I really appreciate you putting so much effort into trying to get clear on this with me.
I hear you on the "too much." It definitely sounds like if and when that happens, it isn't something you can kind of bounce from easily, and like it is upsetting for you. That given, I would ignore some of my earlier suggestions if anything in there seems likely or a given to create that for you. We certainly don't want to compound what you're grappling with already by putting any trauma or avoidable bad experiences on it!
I do wonder, though, if perhaps you could set aside any of what you've previously considered to be sex right now to just explore pleasurable touch in ways that work for you, and then perhaps revisit partnered sex, in the way you think of it, once you have some more experience with, and information from, that way of exploring pleasure.
It might help to know that the big parts of what most often makes sex satisfying for people for whom it is aren't things you might consider sex, or what makes sex, sex, at all. A report on this study from a colleague sums up some of it really well:
https://www.theguardian.com/lifeandstyl ... macy-study Things like the stuff mentioned there -- being fully present, being communicative and responsive, scheduling time for intimacy, expanding how you define sex, real emotional connectedness during any kind of sex, leading with/incorporating the stuff you really, really like (and for you to date, sounds like that may be masturbation: might that be something to try with your partner if you haven't already?) -- tend to be bigger players than, say, being touched in any specific way or doing certain activities.

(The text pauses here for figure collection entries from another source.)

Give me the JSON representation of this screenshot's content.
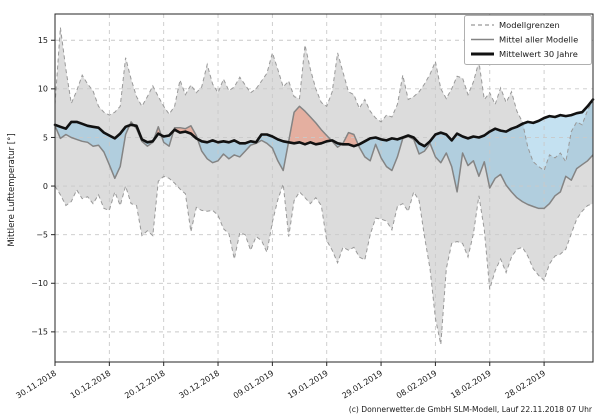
{
  "chart_data": {
    "type": "line",
    "title": "",
    "ylabel": "Mittlere Lufttemperatur [°]",
    "xlabel": "",
    "grid": true,
    "legend_position": "top-right",
    "ylim": [
      -18.1,
      17.7
    ],
    "y_ticks": [
      15,
      10,
      5,
      0,
      -5,
      -10,
      -15
    ],
    "x_tick_days": [
      0,
      10,
      20,
      30,
      40,
      50,
      60,
      70,
      80,
      90
    ],
    "x_tick_labels": [
      "30.11.2018",
      "10.12.2018",
      "20.12.2018",
      "30.12.2018",
      "09.01.2019",
      "19.01.2019",
      "29.01.2019",
      "08.02.2019",
      "18.02.2019",
      "28.02.2019"
    ],
    "series_days": 100,
    "legend_entries": [
      {
        "label": "Modellgrenzen",
        "style": "dashed-gray"
      },
      {
        "label": "Mittel aller Modelle",
        "style": "solid-gray"
      },
      {
        "label": "Mittelwert 30 Jahre",
        "style": "thick-black"
      }
    ],
    "series": [
      {
        "name": "upper_bound",
        "legend": "Modellgrenzen",
        "values": [
          8.4,
          16.3,
          12.0,
          8.5,
          9.8,
          11.4,
          10.5,
          9.8,
          8.2,
          7.6,
          7.3,
          7.6,
          8.2,
          13.2,
          11.0,
          9.2,
          8.2,
          9.2,
          10.3,
          9.2,
          8.2,
          7.4,
          8.2,
          10.9,
          9.4,
          10.4,
          9.6,
          10.2,
          12.5,
          10.5,
          9.6,
          11.0,
          9.8,
          10.2,
          11.2,
          10.4,
          9.6,
          10.0,
          10.8,
          11.6,
          13.7,
          12.0,
          10.2,
          10.8,
          9.2,
          9.0,
          14.5,
          12.0,
          10.0,
          8.6,
          8.2,
          9.7,
          13.7,
          11.7,
          9.7,
          9.4,
          8.0,
          8.9,
          7.7,
          7.0,
          6.6,
          7.3,
          7.1,
          8.4,
          11.4,
          8.9,
          9.2,
          9.7,
          10.5,
          11.5,
          12.8,
          10.0,
          9.0,
          10.0,
          11.3,
          11.1,
          9.4,
          10.7,
          12.8,
          8.9,
          9.6,
          8.4,
          10.1,
          8.6,
          9.7,
          7.7,
          6.6,
          4.0,
          2.5,
          2.0,
          1.6,
          3.2,
          2.9,
          3.4,
          2.5,
          5.6,
          6.6,
          6.3,
          7.8,
          8.8
        ]
      },
      {
        "name": "lower_bound",
        "legend": "Modellgrenzen",
        "values": [
          0.0,
          -0.9,
          -2.0,
          -1.6,
          -0.4,
          -1.3,
          -1.1,
          -1.8,
          -0.9,
          -2.3,
          -2.5,
          -0.6,
          -2.0,
          0.0,
          -1.8,
          -2.0,
          -5.1,
          -4.6,
          -5.1,
          0.5,
          1.0,
          0.8,
          0.3,
          -0.3,
          -0.8,
          -4.7,
          -2.2,
          -2.5,
          -2.6,
          -2.5,
          -3.0,
          -4.4,
          -4.9,
          -7.5,
          -4.8,
          -5.0,
          -6.6,
          -5.2,
          -5.6,
          -6.8,
          -3.7,
          -1.4,
          0.2,
          -5.2,
          -1.5,
          -0.6,
          -1.2,
          -1.8,
          -1.2,
          -2.0,
          -5.6,
          -6.6,
          -7.9,
          -6.3,
          -6.6,
          -6.3,
          -7.3,
          -7.6,
          -5.0,
          -3.3,
          -3.4,
          -3.6,
          -4.5,
          -2.1,
          -1.8,
          -2.6,
          -0.6,
          -1.5,
          -5.2,
          -8.5,
          -13.6,
          -16.3,
          -8.5,
          -5.9,
          -5.7,
          -5.9,
          -7.3,
          -4.9,
          -1.0,
          -4.5,
          -10.6,
          -8.7,
          -7.5,
          -8.9,
          -7.3,
          -6.5,
          -6.3,
          -7.2,
          -8.5,
          -9.2,
          -9.7,
          -8.0,
          -7.2,
          -7.0,
          -6.5,
          -4.9,
          -3.4,
          -2.6,
          -2.0,
          -1.8
        ]
      },
      {
        "name": "model_mean",
        "legend": "Mittel aller Modelle",
        "values": [
          6.2,
          4.9,
          5.3,
          5.0,
          4.8,
          4.6,
          4.5,
          4.1,
          4.2,
          3.5,
          2.2,
          0.8,
          2.0,
          5.3,
          6.6,
          5.9,
          4.6,
          4.1,
          4.5,
          6.1,
          4.5,
          4.1,
          6.0,
          6.0,
          5.9,
          6.2,
          5.2,
          3.6,
          2.8,
          2.4,
          2.6,
          3.3,
          2.8,
          3.2,
          3.0,
          3.6,
          4.2,
          4.4,
          4.7,
          4.4,
          3.9,
          2.6,
          1.6,
          4.6,
          7.6,
          8.2,
          7.7,
          7.1,
          6.5,
          5.8,
          5.2,
          4.6,
          4.0,
          4.4,
          5.5,
          5.3,
          4.0,
          3.0,
          2.6,
          4.3,
          2.9,
          2.0,
          1.6,
          3.0,
          4.9,
          5.1,
          4.8,
          3.3,
          3.6,
          4.4,
          3.0,
          2.4,
          3.4,
          2.0,
          -0.6,
          3.4,
          2.1,
          2.6,
          1.0,
          2.5,
          -0.2,
          0.8,
          1.2,
          0.1,
          -0.6,
          -1.2,
          -1.6,
          -1.9,
          -2.1,
          -2.3,
          -2.3,
          -1.8,
          -1.0,
          -0.6,
          1.0,
          0.6,
          1.8,
          2.2,
          2.6,
          3.2
        ]
      },
      {
        "name": "clim_30yr",
        "legend": "Mittelwert 30 Jahre",
        "values": [
          6.3,
          6.1,
          5.9,
          6.6,
          6.6,
          6.4,
          6.2,
          6.1,
          6.0,
          5.5,
          5.2,
          4.9,
          5.4,
          6.1,
          6.3,
          6.2,
          4.8,
          4.5,
          4.6,
          5.4,
          5.1,
          5.2,
          5.8,
          5.5,
          5.6,
          5.4,
          4.9,
          4.6,
          4.5,
          4.7,
          4.5,
          4.6,
          4.5,
          4.7,
          4.4,
          4.4,
          4.6,
          4.5,
          5.3,
          5.3,
          5.1,
          4.8,
          4.6,
          4.5,
          4.4,
          4.5,
          4.3,
          4.5,
          4.3,
          4.4,
          4.6,
          4.7,
          4.4,
          4.3,
          4.3,
          4.1,
          4.3,
          4.6,
          4.9,
          5.0,
          4.8,
          4.7,
          4.9,
          4.8,
          5.0,
          5.2,
          5.0,
          4.4,
          4.1,
          4.6,
          5.3,
          5.5,
          5.3,
          4.7,
          5.4,
          5.1,
          4.9,
          5.1,
          5.0,
          5.2,
          5.6,
          5.9,
          5.7,
          5.6,
          5.9,
          6.1,
          6.4,
          6.6,
          6.5,
          6.7,
          7.0,
          7.2,
          7.1,
          7.3,
          7.2,
          7.3,
          7.5,
          7.6,
          8.2,
          8.9
        ]
      }
    ],
    "colors": {
      "background": "#ffffff",
      "band_fill": "#dcdcdc",
      "bound_line": "#999999",
      "mean_line": "#848484",
      "clim_line": "#111111",
      "warm_fill": "rgba(235,130,100,0.5)",
      "cold_fill": "rgba(125,188,223,0.45)",
      "grid_line": "#c9c9c9",
      "axis": "#262626"
    }
  },
  "footer": {
    "credit": "(c) Donnerwetter.de GmbH SLM-Modell, Lauf 22.11.2018 07 Uhr"
  }
}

I do also want to say that something else we know from Peggy and Dana's studies is that a lot of people having what they report as truly great sex didn't get there until their 30s, 40s, or even later. In fact, their studies found that a lot of people din't start having what they consider great sex until after 50. You are just 18, in the very beginning of your lifetime of varied sexual experience, so I wouldn't expect that you, or many other young people, will be having off-the-chain sex very often yet, simply because it is actually something that tends to take practice and a lot of learning about ourselves over time. As someone who identifies with asexuality, you probably are also going to experience some of this very differently than allosexual folks will, so if any of your expectations have that basis, then yeah, you might also want to personalize them better for yourself, you know?